William T. Wiley – Funk goes abstract!
in researching for a webinar i’m working on discussing artists who include representation in their abstraction, i came across an artist i used to adore! i hadn’t thought of him in a long time. he was associated with the northern california Funk movement. a number of his pieces are obviously well thought out in an abstract sense, but the weirdness is in the details! William T. Wiley.
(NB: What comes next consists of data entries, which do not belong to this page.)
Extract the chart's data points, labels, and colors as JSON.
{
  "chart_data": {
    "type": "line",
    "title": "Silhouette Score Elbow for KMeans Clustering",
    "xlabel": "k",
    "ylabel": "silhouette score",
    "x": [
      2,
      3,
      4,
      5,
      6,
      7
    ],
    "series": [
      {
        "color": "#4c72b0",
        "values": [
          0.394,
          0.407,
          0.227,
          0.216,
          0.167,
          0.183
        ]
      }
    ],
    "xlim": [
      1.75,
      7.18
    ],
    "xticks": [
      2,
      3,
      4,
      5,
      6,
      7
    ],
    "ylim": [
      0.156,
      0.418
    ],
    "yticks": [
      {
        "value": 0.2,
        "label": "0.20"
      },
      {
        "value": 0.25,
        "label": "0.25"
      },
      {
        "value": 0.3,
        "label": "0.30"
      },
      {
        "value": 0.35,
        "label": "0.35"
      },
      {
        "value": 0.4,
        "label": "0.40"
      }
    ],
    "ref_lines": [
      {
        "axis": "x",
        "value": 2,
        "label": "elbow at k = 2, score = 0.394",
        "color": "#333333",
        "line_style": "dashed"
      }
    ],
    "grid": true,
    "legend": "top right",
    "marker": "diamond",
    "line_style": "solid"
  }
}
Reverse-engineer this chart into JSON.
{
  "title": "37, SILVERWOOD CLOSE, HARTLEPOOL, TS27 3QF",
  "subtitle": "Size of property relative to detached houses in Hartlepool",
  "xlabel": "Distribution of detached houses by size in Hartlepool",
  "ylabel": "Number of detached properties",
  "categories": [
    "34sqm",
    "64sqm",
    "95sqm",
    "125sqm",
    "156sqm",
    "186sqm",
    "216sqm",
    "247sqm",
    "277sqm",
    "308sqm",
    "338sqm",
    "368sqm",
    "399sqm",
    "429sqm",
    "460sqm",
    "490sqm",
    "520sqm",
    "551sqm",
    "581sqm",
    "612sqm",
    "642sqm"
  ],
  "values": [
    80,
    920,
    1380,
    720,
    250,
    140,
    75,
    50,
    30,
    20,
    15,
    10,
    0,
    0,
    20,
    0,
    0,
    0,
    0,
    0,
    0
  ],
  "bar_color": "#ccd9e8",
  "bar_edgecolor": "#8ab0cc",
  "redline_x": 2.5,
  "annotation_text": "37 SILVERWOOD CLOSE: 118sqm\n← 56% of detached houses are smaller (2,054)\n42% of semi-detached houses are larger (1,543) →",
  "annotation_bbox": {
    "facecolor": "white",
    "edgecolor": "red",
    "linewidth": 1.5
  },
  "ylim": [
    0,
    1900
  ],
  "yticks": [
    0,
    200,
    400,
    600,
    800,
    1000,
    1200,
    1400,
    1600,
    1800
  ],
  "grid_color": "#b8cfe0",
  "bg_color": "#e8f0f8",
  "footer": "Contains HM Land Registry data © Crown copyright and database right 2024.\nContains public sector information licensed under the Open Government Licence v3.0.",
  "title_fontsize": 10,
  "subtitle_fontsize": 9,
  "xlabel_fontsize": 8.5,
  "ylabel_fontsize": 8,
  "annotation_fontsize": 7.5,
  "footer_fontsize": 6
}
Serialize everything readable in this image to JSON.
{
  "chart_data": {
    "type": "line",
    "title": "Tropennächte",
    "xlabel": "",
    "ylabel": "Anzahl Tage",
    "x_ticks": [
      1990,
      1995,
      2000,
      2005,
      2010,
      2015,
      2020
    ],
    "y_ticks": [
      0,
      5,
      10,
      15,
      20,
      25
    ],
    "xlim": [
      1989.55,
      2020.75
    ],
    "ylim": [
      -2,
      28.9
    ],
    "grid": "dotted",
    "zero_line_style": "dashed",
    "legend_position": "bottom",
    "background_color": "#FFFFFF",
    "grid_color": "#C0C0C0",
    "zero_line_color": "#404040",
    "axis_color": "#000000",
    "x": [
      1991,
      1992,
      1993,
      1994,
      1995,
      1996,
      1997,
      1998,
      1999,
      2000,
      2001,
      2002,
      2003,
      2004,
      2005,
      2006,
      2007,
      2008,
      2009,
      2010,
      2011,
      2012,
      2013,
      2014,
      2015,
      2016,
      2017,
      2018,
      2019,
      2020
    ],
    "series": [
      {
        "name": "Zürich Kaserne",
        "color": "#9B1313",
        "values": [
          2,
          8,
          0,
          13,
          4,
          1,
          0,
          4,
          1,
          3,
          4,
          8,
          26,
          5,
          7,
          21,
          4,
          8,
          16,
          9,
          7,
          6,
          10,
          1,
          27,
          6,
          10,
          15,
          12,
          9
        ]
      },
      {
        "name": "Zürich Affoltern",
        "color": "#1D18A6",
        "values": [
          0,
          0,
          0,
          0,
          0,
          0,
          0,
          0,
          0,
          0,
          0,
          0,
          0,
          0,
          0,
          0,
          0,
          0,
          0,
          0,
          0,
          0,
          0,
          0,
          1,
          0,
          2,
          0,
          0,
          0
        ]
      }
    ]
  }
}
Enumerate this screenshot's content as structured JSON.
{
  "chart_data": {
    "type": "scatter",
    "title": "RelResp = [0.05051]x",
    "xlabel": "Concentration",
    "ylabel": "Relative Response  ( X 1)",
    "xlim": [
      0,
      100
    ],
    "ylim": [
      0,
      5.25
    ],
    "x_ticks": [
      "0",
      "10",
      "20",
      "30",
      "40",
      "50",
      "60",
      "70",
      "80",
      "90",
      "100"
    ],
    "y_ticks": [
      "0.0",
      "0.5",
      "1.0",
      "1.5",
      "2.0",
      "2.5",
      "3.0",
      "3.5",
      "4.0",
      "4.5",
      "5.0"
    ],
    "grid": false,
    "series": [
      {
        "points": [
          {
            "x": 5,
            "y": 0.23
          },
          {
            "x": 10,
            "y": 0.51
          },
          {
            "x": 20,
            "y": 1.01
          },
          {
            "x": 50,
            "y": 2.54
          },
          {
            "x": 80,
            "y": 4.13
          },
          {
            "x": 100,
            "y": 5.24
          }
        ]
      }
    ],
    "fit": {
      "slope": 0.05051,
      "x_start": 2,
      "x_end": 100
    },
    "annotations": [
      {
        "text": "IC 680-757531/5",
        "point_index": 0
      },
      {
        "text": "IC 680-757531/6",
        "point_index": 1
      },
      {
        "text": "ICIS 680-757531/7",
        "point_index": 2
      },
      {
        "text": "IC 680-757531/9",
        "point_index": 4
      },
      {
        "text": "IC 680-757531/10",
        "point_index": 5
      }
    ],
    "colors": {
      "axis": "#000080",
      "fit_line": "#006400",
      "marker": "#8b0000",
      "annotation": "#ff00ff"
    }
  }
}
Photo courtesy Parker Gallery
Beatriz Milhazes – skirting the line between abstraction and decoration
of course, because the snow is melting a bit, i’m thinking of spring. and i’m also thinking, as you know about my webinar where i will be discussing artists who skirt the line between non-objective abstraction, and abstraction with recognizable “things”. so, paging through compendium of fairly recent artworks, i came across a piece by Beatriz Milhazes – a Brazilian artist. her work also skirts the line between what we may think of as “decoration”. of course, that is another interesting “boundary” to explore. but in the meantime, i’m posting a beautiful piece of hers from the Guggenheim Museum. “The Four Seasons” 1997
Arturo Herrera – collagist extraordinary
i was going to post a few images of the artwork of Arturo Herrera. instead, i’m posting a link to a short preview of how he works. from there you can watch the whole episode on Art21. i always find it very generous of artists to share their thoughts and working methods with others. art21.org
Terry Winters – finding images all around you
artists use all sorts of inspiration when making their work. usually they look around themselves, and pick from what they see. however, many artists go to different sources – infinite choices are available. one of my favorite artists, Terry Winters, did a whole series of paintings in the 1990’s titled “Graphic Primitives”. he was looking at, and thinking about diagrams that “explained” in some way “a method of thinking”, and “how information can be processed as pictorial imagery.” quite a challenging premise, but the paintings themselves (which are very large) a beautiful, and at the same time obscure in meaning.